The summer heat wave killed more than 100 people in Oregon- 54 of those people were in Multnomah County. Two of them were living at The Heights at Columbia Knoll off Southeast Sandy Boulevard.

Royce Iverson filed a wrongful death suit Thursday morning, alleging that the facility staff’s negligence led to the death of his 81-year-old mother, Charlotte Iverson.

“[She] had a great sense of humor, laughing all the time,” Iverson told FOX 12, “really a very, very pleasant human being.”

Iverson lives in Texas, but said he spent quite a bit of time in Portland over the last year and half visiting Charlotte.

“We’d get in the car and go on day trips or overnight trips,” Iverson said.

He was planning on many more of those trips with his mother, until the unthinkable happened on June 28.

“It was very sudden and shocking,” Iverson said.

According to court documents, Portland police discovered Charlotte dead “kneeling near her bed as if in prayer.”
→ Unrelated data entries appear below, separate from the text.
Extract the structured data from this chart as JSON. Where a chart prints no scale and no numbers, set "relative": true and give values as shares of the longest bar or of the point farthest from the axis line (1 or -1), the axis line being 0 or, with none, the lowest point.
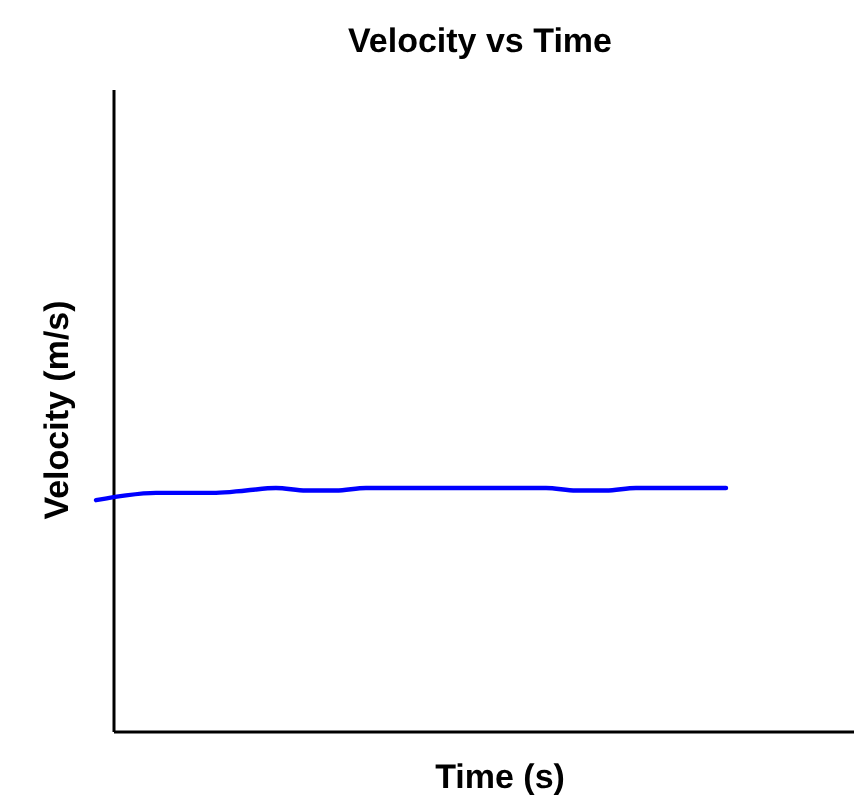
{
  "chart_data": {
    "type": "line",
    "title": "Velocity vs Time",
    "xlabel": "Time (s)",
    "ylabel": "Velocity (m/s)",
    "relative": true,
    "categories": [
      null,
      null,
      null,
      null,
      null,
      null,
      null,
      null,
      null,
      null,
      null,
      null,
      null,
      null,
      null,
      null,
      null,
      null,
      null,
      null,
      null,
      null
    ],
    "series": [
      {
        "color": "#0000ff",
        "values": [
          0.95,
          0.97,
          0.98,
          0.98,
          0.98,
          0.99,
          1,
          0.99,
          0.99,
          1,
          1,
          1,
          1,
          1,
          1,
          1,
          0.99,
          0.99,
          1,
          1,
          1,
          1
        ]
      }
    ],
    "marker": "none",
    "line_style": "solid"
  }
}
Iverson told FOX 12 that his mother lived on the fourth floor and that it had reached temperatures of 100-plus degrees during the forecasted heat wave. According to the complaint, officers went into Charlotte’s apartment after a neighbor discovered another resident- across the hall from Charlotte- had died of hyperthermia.

Hyperthermia happens when the body overheats.

“The policeman turned while the manager was standing there and saw my mom’s dinner sitting at her door, untouched, and he said ‘have you checked on this resident’, and the manager said ‘no, do you think I should,'” Iverson said.

Charlotte’s apartment did not have air conditioning and, according to the lawsuit, the A/C system cooling the building’s hallways and common spaces was not functioning properly.

A medical examiner determined that Charlotte died of hyperthermia. The court documents say her body temperature was “dramatically elevated.”

“To me it’s incomprehensible, you’re in the business of caring for people and you have no regard in a crisis to take action and do something,” Iverson said.

Iverson said his mother had mobility issues and was developing dementia, which is why she was living at The Heights, which provides services such as delivered meals and housekeeping. Charlotte has lived there since 2018, court documents say.

The complaint says “The Heights knew that Mrs. Iverson received in-home care regularly, twice a week. The Heights knew that Mrs. Iverson was not living independently, but rather relied on family and an in-home caregiver to meet her needs related to health and safety.”

The lawsuit is seeking $13 million in damages against The Heights and its parent company, Independent Living Ventures LLC, for wrongful death, negligence, breach of contract and warranty, and abuse of a vulnerable person.

The least the staff members could have done, Iverson said, is check on his mother or call him to notify him of the dangers.

According to court documents, the facility created a “one-page typed memorandum” that included instructions for residents to find other places to stay during the heat wave, but that “many residents on the fourth floor did not get the memorandum,” including Charlotte.

“Their calloused indifference towards care led to two deaths on that floor,” Iverson said.

Messages for The Heights and its parent company were not returned Thursday.